An adequate supply of peripheral blood monocytes, granulocytes, and platelets is necessary for an optimal inflammatory process. We have previously demonstrated that the generation of CD14+monocyte-lineage cells from the bone marrow is accelerated in patients with rheumatoid arthritis (RA). The current studies examined the influences of gold sodium thiomalate (GST) and bucillamine (BUC), two potent disease-modifying antirheumatic drugs (DMARDs), on the capacity of bone marrow progenitor cells to generate CD14+cells in patients with RA, in order to delineate their mechanisms of action.
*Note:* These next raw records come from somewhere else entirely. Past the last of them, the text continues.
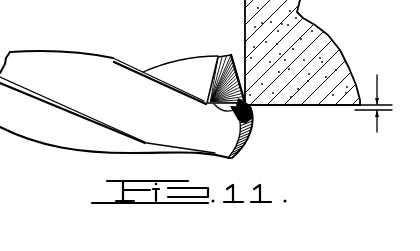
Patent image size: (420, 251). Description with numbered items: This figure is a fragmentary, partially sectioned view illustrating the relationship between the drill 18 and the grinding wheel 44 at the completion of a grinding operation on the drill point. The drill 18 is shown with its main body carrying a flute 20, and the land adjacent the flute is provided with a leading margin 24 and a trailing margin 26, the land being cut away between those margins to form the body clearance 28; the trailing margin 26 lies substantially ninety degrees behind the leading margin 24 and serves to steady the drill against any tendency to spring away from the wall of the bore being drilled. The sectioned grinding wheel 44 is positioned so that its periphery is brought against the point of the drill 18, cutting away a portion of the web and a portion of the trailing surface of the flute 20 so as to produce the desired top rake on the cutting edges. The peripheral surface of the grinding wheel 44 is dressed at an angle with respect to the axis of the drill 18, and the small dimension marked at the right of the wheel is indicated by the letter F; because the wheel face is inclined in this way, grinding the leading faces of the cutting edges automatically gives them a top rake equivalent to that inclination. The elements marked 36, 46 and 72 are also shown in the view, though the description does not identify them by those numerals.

The drill 18 is at (60, 47).
The flute 20 is at (150, 143).
The leading margin 24 is at (119, 59).
The trailing margin 26 is at (98, 121).
The body clearance 28 is at (190, 83).
The bevel face 36 is at (215, 106).
The grinding wheel 44 is at (303, 16).
The element 46 is at (29, 4).
The element 72 is at (152, 2).
The clearance dimension F is at (375, 112).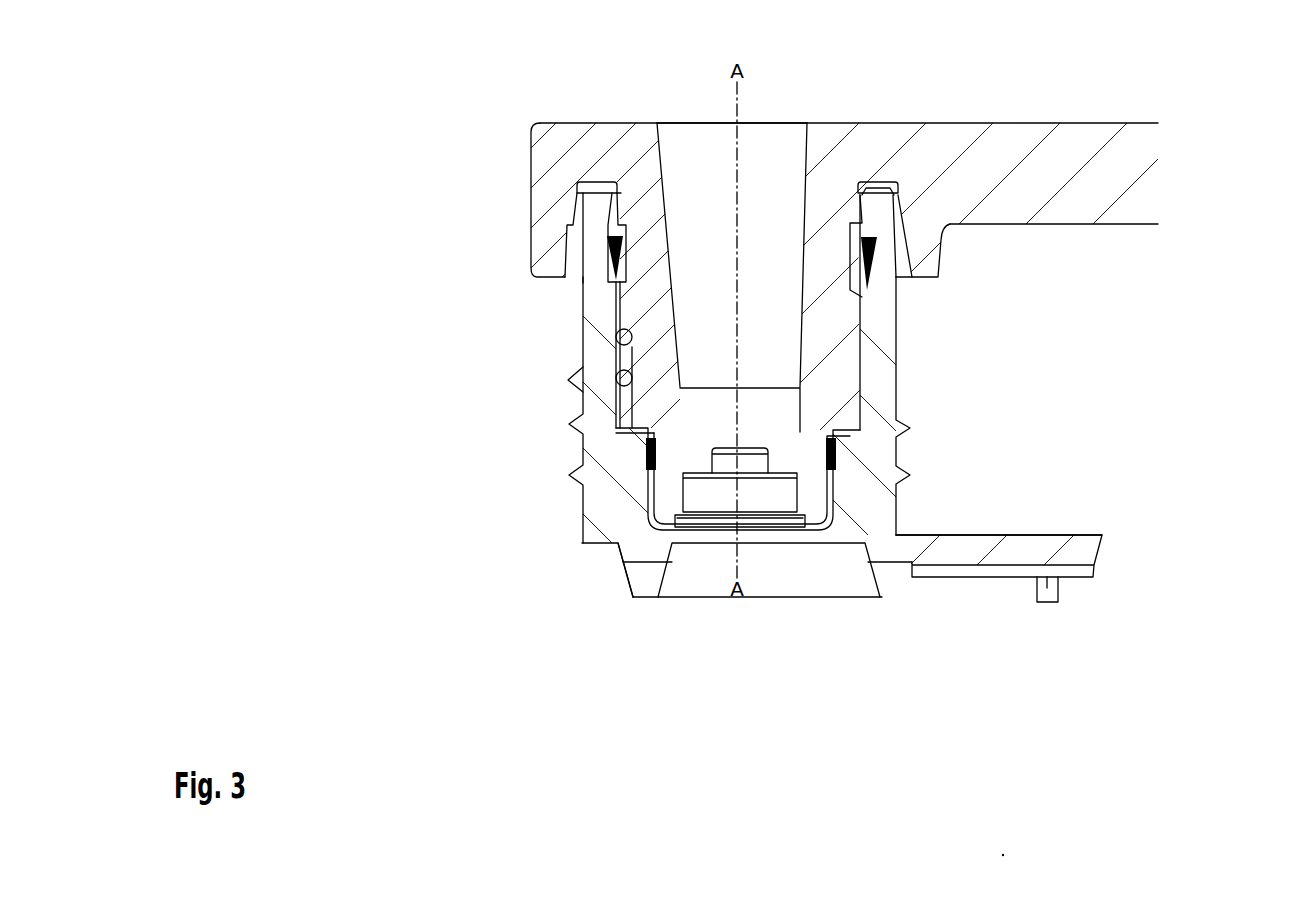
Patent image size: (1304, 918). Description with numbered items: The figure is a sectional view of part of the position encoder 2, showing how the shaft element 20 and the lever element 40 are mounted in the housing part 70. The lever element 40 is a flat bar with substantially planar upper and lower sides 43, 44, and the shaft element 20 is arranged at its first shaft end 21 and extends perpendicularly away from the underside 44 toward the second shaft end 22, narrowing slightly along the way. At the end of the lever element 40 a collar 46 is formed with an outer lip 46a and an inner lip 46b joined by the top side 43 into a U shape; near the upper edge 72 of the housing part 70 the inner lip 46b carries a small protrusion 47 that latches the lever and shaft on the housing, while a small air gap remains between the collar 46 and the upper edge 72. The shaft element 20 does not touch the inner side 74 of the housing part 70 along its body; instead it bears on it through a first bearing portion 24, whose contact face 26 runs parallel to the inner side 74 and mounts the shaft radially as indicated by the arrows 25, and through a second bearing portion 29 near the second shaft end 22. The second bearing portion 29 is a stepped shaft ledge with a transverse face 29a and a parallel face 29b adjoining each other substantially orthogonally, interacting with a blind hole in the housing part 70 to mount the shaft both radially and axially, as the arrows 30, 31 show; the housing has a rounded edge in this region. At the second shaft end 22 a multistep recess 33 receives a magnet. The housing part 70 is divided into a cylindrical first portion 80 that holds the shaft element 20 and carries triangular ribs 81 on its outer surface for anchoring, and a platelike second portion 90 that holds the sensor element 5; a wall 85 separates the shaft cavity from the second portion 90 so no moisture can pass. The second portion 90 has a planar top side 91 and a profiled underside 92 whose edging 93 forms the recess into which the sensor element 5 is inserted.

The position encoder 2 is at (992, 282).
The sensor element 5 is at (796, 583).
The shaft element 20 is at (787, 158).
The first shaft end 21 is at (713, 123).
The second shaft end 22 is at (767, 446).
The first bearing portion 24 is at (630, 299).
The arrows 25 is at (620, 311).
The contact face 26 is at (618, 341).
The second bearing portion 29 is at (672, 414).
The contact face 29a is at (650, 427).
The contact face 29b is at (657, 455).
The arrows 30 is at (620, 447).
The arrows 31 is at (832, 505).
The recess 33 is at (717, 517).
The lever element 40 is at (1140, 174).
The upper side 43 is at (1066, 124).
The lower side 44 is at (1110, 226).
The collar 46 is at (635, 124).
The outer lip 46a is at (547, 163).
The inner lip 46b is at (625, 213).
The protrusion 47 is at (620, 197).
The housing part 70 is at (607, 518).
The upper edge 72 is at (590, 184).
The inner side 74 is at (616, 372).
The first portion 80 is at (896, 350).
The triangular ribs 81 is at (902, 384).
The wall 85 is at (756, 540).
The second portion 90 is at (994, 550).
The top side 91 is at (1062, 535).
The underside 92 is at (1074, 570).
The edging 93 is at (640, 582).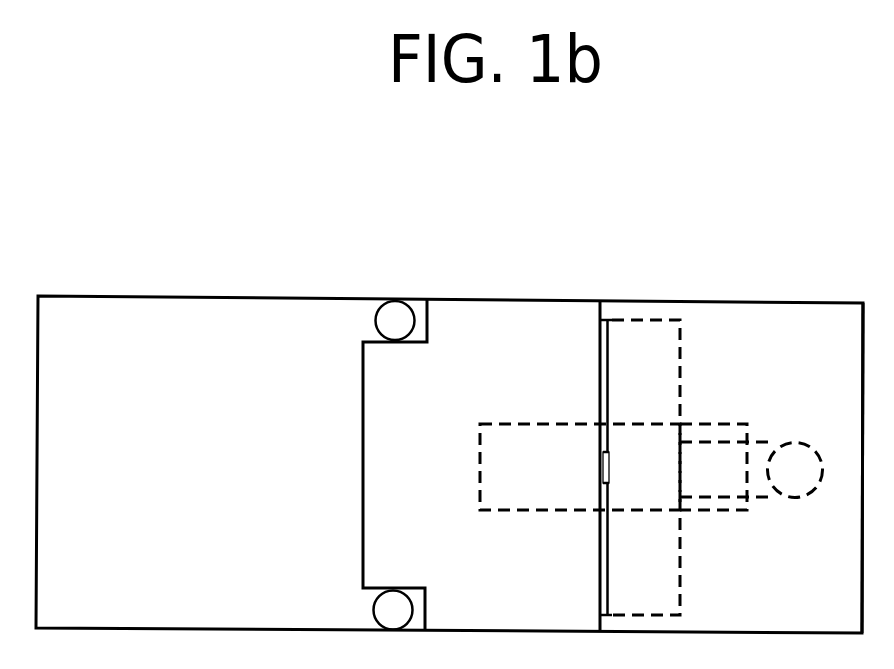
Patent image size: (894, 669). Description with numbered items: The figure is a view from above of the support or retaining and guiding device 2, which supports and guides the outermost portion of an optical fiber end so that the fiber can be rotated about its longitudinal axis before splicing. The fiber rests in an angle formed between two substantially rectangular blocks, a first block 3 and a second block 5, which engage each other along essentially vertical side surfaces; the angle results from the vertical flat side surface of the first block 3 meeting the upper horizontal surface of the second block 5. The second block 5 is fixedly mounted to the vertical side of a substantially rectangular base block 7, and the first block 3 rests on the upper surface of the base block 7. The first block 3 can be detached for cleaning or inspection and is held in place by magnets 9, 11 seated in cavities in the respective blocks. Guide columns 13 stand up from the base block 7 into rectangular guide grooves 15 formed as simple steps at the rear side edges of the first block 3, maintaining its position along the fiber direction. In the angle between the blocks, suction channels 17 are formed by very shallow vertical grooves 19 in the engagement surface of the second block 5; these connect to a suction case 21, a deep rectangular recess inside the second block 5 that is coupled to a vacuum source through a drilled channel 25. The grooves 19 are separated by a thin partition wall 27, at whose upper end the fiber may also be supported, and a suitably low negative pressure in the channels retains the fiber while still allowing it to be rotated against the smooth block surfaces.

The support or retaining and guiding device 2 is at (297, 240).
The first block 3 is at (512, 316).
The second block 5 is at (827, 327).
The base block 7 is at (171, 316).
The magnet 9 is at (506, 432).
The magnet 11 is at (719, 503).
The guide column 13 is at (383, 321).
The guide groove 15 is at (412, 345).
The suction channel 17 is at (601, 381).
The groove 19 is at (601, 575).
The suction case 21 is at (668, 350).
The channel 25 is at (818, 485).
The partition wall 27 is at (604, 478).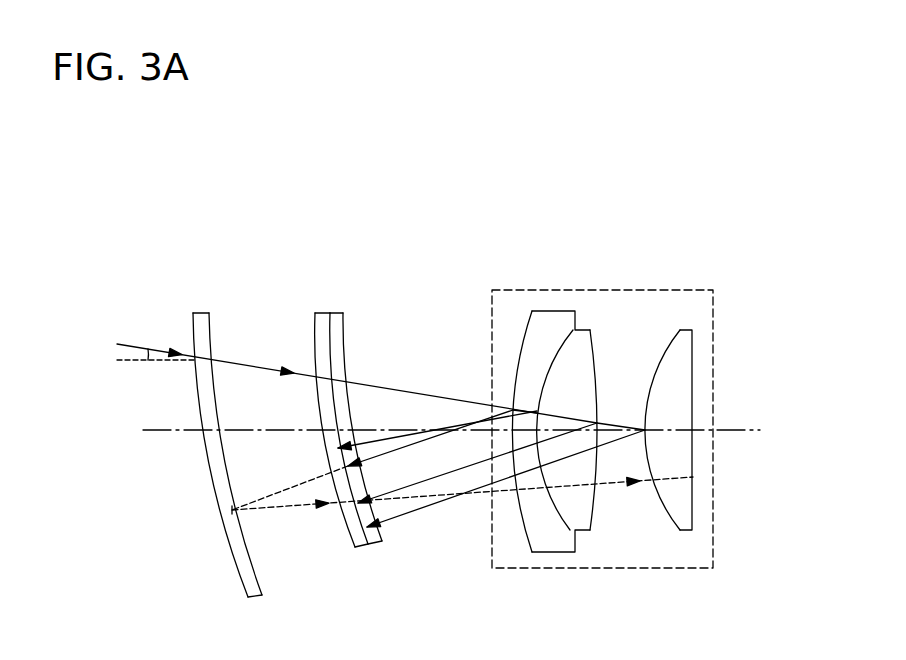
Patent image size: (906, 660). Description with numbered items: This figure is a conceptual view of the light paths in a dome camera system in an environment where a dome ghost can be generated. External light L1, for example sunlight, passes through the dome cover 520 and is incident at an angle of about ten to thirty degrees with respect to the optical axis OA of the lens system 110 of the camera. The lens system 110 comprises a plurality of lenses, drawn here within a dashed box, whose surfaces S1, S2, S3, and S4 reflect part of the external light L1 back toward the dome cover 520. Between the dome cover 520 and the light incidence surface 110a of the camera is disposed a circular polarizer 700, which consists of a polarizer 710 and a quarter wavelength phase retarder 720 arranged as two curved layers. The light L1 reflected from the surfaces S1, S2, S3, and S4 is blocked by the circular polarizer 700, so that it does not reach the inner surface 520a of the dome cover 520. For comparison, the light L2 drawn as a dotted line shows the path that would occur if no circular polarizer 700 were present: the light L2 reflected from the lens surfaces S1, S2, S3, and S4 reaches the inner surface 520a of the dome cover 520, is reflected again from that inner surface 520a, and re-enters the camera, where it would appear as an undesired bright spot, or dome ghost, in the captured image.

The dome cover 520 is at (202, 313).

CD14−cells purified from bone marrow specimens of 13 patients with active RA who were not taking DMARDs were cultured in the presence or absence of pharmacologically attainable concentrations of GST (25 μM) or intramolecular disulfide form of bucillamine (BUC-ID, 3 μM), a major metabolite of BUC. After incubation for 14 days, the cells were analyzed by flow cytometry for expression of CD14, HLA-DR, and CD54. The generation of CD14+cells from RA bone marrow CD14−progenitor cells was significantly suppressed by GST, but not by BUC-ID. The expression of HLA-DR on the bone marrow-derived CD14+cells was also significantly inhibited by GST, but not by BUC-ID. Of note, neither GST nor BUC-ID influenced the expression of CD54 on the bone marrow-derived CD14+cells, indicating that the expression of HLA-DR and CD54 on the bone marrow-derived CD14+cells is regulated by different mechanisms. The results are consistent with the hypothesis that one of the effects of DMARDs may involve the interference with monocyte differentiation in the bone marrow. Moreover, the data emphasize that in contrast with BUC, GST is a potent inhibitor of monopoiesis in RA patients.